Juhi Narula, a senior business marketing and psychology student, said she faced unexpected difficulties with one her most important accommodations: typed class notes. ADS pays students to record notes for their peers with disabilities, but none of Narula’s classmates signed up. 

Narula said she was surprised. It was the first time that she could not secure a note taker. She marked it up to fellow students’ pandemic burnout but still sought a solution.

After emailing over 20 people with no luck, Narula finally found out about a third-party notes service more than halfway into the semester. She wishes ADS could offer an FAQ page or point person to make implementing accommodations easier, she said.

The senior said she also wants the department to be more involved.

“I do think students with disabilities need to learn self-advocacy as a skill, but I don’t think it’s our job to have to do everything ourselves,” Narula said. 

Narula said ADS has good intentions, but the limited staff seems worn thin during the pandemic, a period of high demand. All of the challenges made it hard for Narula to enjoy her senior year, she said.

The double major said studying without typed notes increased her already heavy workload. Narula estimated that she completed assignments in double the time of the average student before the pandemic. She said the figure has changed to triple this semester, harming her learning experience in the process.

“If I’m so focused on all of these mini assignments and trying to get them done by the deadline, I’m not focusing on the content anymore,” Narula said.

Narula isn’t the only one who wants more support. Sophomore computer engineering major Zoe Muneses said she wishes ADS would be more proactive, especially amid the pandemic and the ensuing mental health crisis.

“Don’t wait for students to be like, ‘Hey, we’re struggling.’ Maybe take more to prevent us from reaching that point,” Muneses said.

Muneses said it is harder to pay attention and to follow a schedule in an online setting. However, she would like the option to have recorded lectures when in-person classes return in the fall.

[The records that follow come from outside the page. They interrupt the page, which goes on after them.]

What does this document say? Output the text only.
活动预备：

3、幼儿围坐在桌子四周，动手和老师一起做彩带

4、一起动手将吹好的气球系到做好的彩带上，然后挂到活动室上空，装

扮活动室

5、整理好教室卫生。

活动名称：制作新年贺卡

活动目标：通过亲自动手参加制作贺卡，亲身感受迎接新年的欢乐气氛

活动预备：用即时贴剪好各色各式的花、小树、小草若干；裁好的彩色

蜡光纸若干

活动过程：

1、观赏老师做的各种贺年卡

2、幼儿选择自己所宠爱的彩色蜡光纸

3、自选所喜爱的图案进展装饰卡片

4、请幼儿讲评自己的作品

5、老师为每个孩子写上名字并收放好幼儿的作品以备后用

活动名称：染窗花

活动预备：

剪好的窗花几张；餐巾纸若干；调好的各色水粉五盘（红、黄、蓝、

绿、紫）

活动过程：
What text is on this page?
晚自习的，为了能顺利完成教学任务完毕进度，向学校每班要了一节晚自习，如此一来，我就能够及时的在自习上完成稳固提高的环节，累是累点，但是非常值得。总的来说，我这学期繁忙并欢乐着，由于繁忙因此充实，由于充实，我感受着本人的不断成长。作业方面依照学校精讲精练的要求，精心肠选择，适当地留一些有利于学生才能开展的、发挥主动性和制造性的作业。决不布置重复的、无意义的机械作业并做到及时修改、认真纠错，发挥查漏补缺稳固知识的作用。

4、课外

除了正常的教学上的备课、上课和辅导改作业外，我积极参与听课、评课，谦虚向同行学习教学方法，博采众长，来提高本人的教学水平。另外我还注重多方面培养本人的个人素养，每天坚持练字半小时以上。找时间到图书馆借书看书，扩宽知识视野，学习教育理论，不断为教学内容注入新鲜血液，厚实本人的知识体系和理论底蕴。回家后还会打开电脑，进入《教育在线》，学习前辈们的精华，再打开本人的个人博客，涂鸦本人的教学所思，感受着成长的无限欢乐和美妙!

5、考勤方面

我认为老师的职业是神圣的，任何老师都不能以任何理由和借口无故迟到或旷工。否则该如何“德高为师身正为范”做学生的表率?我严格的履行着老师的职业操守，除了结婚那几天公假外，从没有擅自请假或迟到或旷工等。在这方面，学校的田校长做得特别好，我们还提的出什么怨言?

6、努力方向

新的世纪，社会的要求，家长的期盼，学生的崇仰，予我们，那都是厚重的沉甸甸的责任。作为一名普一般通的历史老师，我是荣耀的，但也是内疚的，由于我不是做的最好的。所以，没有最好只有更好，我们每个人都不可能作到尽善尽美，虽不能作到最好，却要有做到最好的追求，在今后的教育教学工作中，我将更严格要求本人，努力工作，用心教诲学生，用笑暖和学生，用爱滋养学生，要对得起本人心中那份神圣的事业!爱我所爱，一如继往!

Alysa Conway, a senior government and politics and public policy student, said she wanted all of the resources that UMD offered during virtual school, including recordings, to be offered once in-person instruction resumes. She said many accommodations for disabled students could help every student in person.

Like Narula and Muneses, Conway said she wants to see ADS move away from the expectation that only students should advocate for themselves. Rather, Conway said she supports an approach that would put the onus on the university to develop inclusive classrooms.

Conway said the process of signing up for her own accommodations before the pandemic was not easy. She felt she had to prove herself to the university when she first tried to get her own disability plan, Conway said. 

The politics student said she thought accommodations had been given more freely during the pandemic and wondered if the university and ADS could have been more flexible all along.

“It’s being given out like a breeze, like somebody won cotton candy at carnival,” Conway said. “And I’m just like, ‘Why did I have to fight tooth and nail with being able to get my accommodations?’”

With a return to in-person courses on the horizon, Conway’s advice for ADS is simple. She wants the department to keep helping struggling students when the pandemic fades away.

“Just keep the same energy, keep giving out resources,” Conway said.